Rozmowy koalicyjne dotyczące powstania nowego gabinetu w krainie tulipanów wydają ciągnąć się w nieskończoność. Co jakiś czas jednak pojawiają się dość ciekawe punkty ewentualnej umowy między partiami. Jednym z nich jest kwestia ograniczenia prędkości na autostradach. Okazuje się bowiem, iż politycy zastanawiają się, czy można znów je podnieść do 130 km/h przez cały dzień.
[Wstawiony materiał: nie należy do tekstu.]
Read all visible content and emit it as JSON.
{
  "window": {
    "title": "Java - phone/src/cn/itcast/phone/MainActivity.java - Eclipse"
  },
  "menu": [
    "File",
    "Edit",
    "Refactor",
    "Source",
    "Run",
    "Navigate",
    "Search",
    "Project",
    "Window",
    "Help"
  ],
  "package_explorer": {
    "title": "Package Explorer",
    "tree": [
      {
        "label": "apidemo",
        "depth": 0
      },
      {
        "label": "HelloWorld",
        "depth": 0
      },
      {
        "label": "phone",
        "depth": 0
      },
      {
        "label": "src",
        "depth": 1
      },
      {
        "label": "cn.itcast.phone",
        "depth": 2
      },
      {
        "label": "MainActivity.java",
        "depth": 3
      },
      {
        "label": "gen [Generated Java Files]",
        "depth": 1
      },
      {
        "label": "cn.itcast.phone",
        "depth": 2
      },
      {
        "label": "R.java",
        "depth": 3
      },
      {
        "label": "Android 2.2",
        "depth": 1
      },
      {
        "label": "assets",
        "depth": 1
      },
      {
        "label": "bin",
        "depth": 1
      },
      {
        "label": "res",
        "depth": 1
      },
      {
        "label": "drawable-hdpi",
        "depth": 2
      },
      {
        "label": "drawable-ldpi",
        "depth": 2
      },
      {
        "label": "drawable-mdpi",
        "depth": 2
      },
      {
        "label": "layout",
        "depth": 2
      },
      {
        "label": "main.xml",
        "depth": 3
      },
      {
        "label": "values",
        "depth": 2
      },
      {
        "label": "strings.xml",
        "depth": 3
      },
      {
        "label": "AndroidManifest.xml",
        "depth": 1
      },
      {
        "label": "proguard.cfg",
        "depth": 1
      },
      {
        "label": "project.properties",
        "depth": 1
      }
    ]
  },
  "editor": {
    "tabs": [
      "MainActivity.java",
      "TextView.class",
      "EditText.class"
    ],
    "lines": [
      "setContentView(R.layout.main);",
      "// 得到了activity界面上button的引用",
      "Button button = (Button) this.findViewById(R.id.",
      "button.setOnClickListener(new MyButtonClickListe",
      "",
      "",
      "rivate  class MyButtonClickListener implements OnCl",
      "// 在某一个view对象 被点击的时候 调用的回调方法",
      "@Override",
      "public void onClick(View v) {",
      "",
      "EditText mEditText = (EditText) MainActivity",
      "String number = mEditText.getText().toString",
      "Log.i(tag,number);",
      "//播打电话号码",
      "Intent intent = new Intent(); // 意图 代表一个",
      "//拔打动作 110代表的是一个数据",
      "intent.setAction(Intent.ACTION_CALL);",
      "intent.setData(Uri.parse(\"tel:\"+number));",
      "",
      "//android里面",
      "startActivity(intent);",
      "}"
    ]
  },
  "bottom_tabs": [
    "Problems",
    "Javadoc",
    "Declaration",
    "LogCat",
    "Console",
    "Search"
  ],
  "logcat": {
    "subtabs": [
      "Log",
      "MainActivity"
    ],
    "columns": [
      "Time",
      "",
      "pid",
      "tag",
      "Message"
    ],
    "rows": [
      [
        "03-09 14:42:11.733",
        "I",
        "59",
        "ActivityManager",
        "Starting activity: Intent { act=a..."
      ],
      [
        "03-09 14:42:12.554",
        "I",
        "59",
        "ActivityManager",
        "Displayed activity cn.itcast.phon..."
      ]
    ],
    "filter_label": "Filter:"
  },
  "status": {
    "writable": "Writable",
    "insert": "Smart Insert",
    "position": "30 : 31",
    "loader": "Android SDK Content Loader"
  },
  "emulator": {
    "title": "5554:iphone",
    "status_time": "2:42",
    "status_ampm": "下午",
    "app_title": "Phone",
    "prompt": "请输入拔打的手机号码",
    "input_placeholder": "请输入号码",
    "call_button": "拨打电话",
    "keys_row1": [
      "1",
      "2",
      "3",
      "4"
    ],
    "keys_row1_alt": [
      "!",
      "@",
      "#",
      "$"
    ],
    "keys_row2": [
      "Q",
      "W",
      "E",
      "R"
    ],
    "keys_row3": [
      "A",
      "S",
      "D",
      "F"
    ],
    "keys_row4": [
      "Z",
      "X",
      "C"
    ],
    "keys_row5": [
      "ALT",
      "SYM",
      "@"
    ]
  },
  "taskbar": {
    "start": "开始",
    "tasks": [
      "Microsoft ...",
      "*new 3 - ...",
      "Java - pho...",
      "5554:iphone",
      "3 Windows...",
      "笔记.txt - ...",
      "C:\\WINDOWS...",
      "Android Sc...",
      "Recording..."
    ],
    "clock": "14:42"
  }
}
Kwestia ograniczeń prędkości jako element umów koalicyjnych? Brzmi to dość dziwnie, ale pokazuje, iż partie starają się między sobą znaleźć jakąś wspólną nić porozumienie w kwestiach drugorzędnych, jeśli w tych najważniejszych nadal są spore rozbieżności. Można więc powiedzieć, iż wygrani ostatnich wyborów stosują taktykę małych kroków, która jednak może naprawdę zainteresować kierowców.
Badania
Jak się bowiem okazuje PVV, VVD, NSC i BBB zleciły analizy, czy możliwe jest przywrócenie dawnych ograniczeń prędkości. Politycy chcą wiedzieć, jakie byłyby konsekwencje gdybyśmy znów mogli jeździć o 30 kilometrów na godzinę szybciej po niderlandzkich autostradach.
Ograniczenia
Prędkość ta została bowiem dość znacznie zmniejszona przez koalicyjny, trzeci gabinet Marka Rutte. Wprowadził on ograniczenia dotyczące jazdy w dzień. Od godziny 6 rano do 19 wieczorem kierowcy mogli jechać maksymalnie 100 km/h. Miało to pomóc w redukcji emisji azotu w Holandii i spełnieniu przez ten kraj celów klimatycznych.
Nie wyszło
Założenie było proste. Na drogach produkuje się mniej azotu, w efekcie będzie można budować więcej domów, czy nowych dróg i innych projektów, które również generowałyby ten gaz do atmosfery. Decyzja ta była niepopularna, ale konieczna, by inne gałęzie gospodarki mogły odetchnąć. Problem w tym, iż nie wyszło. Zdaniem ekspertów, na których powołują się dziennikarze AD, emisja azotu praktycznie się nie zmieniła. Dane z marca wskazują, iż jest ona o 0,2% mniejsza niż w czasie przed ograniczeniami. Inne analizy nie wskazują na żadną różnicę. W efekcie uczeni nie widzą żadnych korzyści z tego rozwiązania. Mimo to jednak minister od spraw azotu w ustępującym gabinecie jasno stwierdził, iż nie podniesie znów prędkości.
Powrót?
Partie nowego gabinetu (jeśli powstanie), nie są jednak tak wrogo do tego nastawione. BBB uważa, iż można spokojnie zwiększyć prędkość bez strat dla rolnictwa czy przemysłu. VVD zaś od samego początku było przeciwne temu ograniczeniu. Możliwe wiec, iż znów uda nam się pojechać szybciej.